In June 2021, an unnamed team in Nippon Professional Baseball (NPB) made an offer to sign Hu, but the amount was not enough to convince Hu to go overseas and he did not sign with the team.

===Uni-President Lions===
On July 1, 2021, Hu announced that he would enter the mid-season draft in the Chinese Professional Baseball League (CPBL). He was selected fourth overall by the Uni-President Lions. He made 12 appearances down the stretch, logging a 4–4 record and 4.74 ERA.

In 2022, Hu made 27 appearances (26 starts) for the Lions, registering a 9–13 record and 3.35 ERA with 84 strikeouts across 150 2/3 innings of work.

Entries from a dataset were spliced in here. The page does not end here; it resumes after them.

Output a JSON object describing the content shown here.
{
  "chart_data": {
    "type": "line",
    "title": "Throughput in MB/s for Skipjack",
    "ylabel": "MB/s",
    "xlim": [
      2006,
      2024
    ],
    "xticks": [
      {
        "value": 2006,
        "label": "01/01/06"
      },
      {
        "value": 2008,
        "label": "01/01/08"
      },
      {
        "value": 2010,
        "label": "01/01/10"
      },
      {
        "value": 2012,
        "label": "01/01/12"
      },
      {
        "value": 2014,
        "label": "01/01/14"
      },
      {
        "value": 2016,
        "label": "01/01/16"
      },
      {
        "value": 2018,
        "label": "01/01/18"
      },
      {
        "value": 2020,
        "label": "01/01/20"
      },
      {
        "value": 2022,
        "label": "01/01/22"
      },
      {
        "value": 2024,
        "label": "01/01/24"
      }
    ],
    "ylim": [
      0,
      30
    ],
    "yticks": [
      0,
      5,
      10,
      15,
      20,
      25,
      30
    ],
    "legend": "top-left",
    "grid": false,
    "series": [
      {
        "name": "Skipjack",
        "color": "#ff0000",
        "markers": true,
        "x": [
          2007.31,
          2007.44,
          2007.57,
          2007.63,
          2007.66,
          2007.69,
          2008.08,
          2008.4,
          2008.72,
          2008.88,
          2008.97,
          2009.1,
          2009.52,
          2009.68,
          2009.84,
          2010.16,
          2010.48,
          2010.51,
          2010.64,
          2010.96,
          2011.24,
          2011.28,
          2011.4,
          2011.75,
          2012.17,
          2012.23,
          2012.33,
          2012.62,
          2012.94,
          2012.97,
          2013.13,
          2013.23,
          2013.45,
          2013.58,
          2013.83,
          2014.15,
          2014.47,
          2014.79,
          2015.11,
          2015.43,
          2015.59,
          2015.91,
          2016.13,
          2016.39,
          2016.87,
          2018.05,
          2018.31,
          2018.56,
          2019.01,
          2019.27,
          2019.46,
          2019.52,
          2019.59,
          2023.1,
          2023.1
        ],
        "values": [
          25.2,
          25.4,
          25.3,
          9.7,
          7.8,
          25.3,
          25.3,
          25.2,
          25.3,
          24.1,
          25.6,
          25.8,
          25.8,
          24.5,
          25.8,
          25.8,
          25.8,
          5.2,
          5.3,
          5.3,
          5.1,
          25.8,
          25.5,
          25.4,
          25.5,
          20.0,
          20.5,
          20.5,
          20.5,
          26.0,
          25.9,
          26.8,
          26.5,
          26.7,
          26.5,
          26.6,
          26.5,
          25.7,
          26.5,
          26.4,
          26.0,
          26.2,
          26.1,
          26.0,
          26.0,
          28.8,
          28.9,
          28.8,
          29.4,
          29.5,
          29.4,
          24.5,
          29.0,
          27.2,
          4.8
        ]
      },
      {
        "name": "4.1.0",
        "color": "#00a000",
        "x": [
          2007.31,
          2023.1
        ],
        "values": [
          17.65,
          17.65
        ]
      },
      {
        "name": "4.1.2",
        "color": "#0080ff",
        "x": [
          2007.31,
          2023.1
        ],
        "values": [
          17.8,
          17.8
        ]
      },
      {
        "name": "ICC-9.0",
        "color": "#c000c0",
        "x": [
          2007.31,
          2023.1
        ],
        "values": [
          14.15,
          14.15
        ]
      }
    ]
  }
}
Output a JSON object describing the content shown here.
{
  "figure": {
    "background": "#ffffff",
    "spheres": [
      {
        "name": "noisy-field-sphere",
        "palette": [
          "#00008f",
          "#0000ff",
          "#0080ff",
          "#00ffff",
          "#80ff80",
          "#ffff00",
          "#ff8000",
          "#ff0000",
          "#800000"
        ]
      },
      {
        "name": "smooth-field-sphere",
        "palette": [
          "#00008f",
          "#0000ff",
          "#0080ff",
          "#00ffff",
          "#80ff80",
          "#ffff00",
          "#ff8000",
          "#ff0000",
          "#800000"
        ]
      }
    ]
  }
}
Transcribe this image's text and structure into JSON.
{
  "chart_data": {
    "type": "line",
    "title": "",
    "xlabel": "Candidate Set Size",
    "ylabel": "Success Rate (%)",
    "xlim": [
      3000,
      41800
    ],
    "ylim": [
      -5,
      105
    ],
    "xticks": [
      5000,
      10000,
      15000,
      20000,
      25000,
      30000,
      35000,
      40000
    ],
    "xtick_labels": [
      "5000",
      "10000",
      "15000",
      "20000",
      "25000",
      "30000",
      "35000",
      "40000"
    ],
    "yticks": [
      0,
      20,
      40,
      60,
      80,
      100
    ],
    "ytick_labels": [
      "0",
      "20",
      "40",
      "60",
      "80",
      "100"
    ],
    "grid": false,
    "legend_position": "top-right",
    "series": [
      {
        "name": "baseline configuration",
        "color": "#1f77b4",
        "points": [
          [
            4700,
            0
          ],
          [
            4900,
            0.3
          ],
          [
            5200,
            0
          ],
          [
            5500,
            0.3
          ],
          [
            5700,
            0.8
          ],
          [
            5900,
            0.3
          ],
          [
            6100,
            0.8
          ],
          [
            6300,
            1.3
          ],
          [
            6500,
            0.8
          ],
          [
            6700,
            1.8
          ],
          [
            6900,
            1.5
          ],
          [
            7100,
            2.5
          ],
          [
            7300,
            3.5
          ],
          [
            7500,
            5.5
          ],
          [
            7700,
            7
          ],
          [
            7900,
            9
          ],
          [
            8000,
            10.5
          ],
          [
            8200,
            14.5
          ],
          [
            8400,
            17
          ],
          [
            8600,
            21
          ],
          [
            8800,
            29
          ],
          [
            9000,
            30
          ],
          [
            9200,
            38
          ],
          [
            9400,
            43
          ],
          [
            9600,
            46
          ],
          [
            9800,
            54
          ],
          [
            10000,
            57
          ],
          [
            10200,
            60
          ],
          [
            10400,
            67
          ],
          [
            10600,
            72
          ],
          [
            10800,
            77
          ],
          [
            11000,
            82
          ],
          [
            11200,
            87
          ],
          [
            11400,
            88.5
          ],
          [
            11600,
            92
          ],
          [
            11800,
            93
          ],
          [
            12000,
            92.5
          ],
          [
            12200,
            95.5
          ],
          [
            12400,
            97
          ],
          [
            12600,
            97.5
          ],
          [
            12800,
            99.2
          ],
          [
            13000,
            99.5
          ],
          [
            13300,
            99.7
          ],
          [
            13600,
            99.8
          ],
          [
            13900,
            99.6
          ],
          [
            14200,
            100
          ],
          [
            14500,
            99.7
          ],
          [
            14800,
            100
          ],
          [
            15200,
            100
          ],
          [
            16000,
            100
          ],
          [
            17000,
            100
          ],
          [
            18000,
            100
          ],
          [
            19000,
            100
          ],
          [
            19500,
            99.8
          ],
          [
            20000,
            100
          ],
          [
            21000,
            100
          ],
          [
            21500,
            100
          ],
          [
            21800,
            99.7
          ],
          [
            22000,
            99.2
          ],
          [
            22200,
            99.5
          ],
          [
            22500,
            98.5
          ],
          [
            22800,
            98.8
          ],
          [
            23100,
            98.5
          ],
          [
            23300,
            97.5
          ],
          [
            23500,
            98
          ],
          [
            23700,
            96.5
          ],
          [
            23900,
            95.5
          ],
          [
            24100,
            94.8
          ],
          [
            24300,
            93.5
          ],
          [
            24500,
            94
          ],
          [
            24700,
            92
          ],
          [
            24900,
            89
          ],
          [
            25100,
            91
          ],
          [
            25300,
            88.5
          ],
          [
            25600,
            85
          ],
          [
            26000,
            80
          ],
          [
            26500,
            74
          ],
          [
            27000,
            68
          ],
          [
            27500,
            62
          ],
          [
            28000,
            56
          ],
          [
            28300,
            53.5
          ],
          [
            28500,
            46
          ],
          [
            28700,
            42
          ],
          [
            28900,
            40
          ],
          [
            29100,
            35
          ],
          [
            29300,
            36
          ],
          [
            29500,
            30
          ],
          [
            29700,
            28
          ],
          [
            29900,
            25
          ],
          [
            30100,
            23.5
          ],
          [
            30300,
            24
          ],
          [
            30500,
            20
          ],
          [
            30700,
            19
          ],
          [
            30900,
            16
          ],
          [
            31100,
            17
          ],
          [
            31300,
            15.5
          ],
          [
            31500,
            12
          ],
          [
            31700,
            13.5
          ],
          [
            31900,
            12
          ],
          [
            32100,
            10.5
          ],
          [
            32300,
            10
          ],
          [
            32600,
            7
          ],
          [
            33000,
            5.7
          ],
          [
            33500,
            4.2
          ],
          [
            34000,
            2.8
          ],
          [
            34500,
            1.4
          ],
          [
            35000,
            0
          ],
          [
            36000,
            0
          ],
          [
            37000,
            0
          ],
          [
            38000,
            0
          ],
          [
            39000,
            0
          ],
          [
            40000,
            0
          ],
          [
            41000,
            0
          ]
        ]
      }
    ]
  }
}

The following season, he started 15 games (out of 18 appearances) for the club, and posted a 4–8 record and 4.70 ERA with 42 strikeouts across 84 1/3 innings pitched.

On February 14, 2024, it was announced that Hu would miss the first half of the season after undergoing surgery to remove bone spurs from his elbow. He returned to pitch in 8 games in 2024, with a 2–3 record and 5.00 ERA.

==International career==
He played for Taiwan at the 2014 Asian Games at the 2014 Asian Games. He also played for his national team in the 2009 World Baseball Classic and 2023 World Baseball Classic.